The rapid development of urbanization in China creates huge energy saving potentials for public buildings. The energy consumption rates of large public buildings (LPB) are significantly higher than other types of buildings. The floor areas of LPBs, with a value of more than 20000m2, may account for only 4% of the total floor area in urban, while the energy consumed can reach 20% of that for all the urban buildings, and the energy intensity can be about ten to fifteen times of ordinary buildings. Meanwhile, government invested welfare buildings (GIWB) present substantial demonstration effects in green building construction. It is therefore urgent to promote green building construction from LPB and GIWB, which will play an important exemplary and leading role in the construction of green buildings nationwide.

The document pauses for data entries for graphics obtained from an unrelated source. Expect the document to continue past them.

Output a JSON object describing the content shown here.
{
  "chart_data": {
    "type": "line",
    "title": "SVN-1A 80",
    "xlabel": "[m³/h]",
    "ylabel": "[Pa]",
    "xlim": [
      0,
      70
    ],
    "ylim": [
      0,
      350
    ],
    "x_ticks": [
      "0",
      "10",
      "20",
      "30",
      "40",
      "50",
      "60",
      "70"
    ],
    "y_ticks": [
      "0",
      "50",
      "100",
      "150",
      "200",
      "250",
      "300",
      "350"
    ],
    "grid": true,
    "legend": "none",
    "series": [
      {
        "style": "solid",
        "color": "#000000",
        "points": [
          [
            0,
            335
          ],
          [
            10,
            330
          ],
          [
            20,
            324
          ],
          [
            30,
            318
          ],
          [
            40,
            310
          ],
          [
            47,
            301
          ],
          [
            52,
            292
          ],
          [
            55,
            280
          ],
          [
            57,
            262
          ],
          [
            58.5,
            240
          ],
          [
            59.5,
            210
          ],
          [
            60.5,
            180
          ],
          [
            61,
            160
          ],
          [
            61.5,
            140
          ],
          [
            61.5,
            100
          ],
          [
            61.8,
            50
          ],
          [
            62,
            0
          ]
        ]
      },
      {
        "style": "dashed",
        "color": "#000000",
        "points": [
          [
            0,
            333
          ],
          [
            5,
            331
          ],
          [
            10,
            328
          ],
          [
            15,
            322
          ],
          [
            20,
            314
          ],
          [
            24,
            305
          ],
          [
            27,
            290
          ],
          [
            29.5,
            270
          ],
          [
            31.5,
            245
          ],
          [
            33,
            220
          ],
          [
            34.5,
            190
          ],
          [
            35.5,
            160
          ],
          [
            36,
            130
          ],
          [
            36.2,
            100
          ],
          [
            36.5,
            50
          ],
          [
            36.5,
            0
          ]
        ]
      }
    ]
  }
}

To fulfill the requirements of the Action Plan of Green Building from Ministry of Housing and Urban-Rural Development of the People’s Republic of China (MOHURD) transmitted by the General Office of the State Council and the Implementation Opinions for the Rapid Development of Green Building in China, this project conducted extensive investigations on the implementation status of green LPBs and GIWBs, and then proposed the general objectives for the development of green building in the next several years. To achieve these goals, detailed developing paths were formulated in order to effectively promote the compulsory execution of green building construction, with supplementary measures for process supervision and security management. In the end, the entire research results were presented in the form of a legislative draft for the enforcement of green LPB and GIWB construction.
At the beginning, the research team conducted extensive and thorough investigations in several cities about the energy consumption, building status, implementation of green building, and the difficulties encountered in green building promotion. It is found that because of the specific structures and applications of LCBs, the energy intensity of LPBs is about 2 to 3 times of ordinary public buildings and about five times of residential buildings, and the energy consumption per unit area is 10 to 15 times of residential buildings. With the rapid development of economy and improvement of people’s living quality, the scale of LPBs and GIWBs will be increasingly larger, which may result in significant augmentation in building related energy consumption and energy intensity. It is therefore of paramount urgency to promote the construction of green LPBs and GIWBs.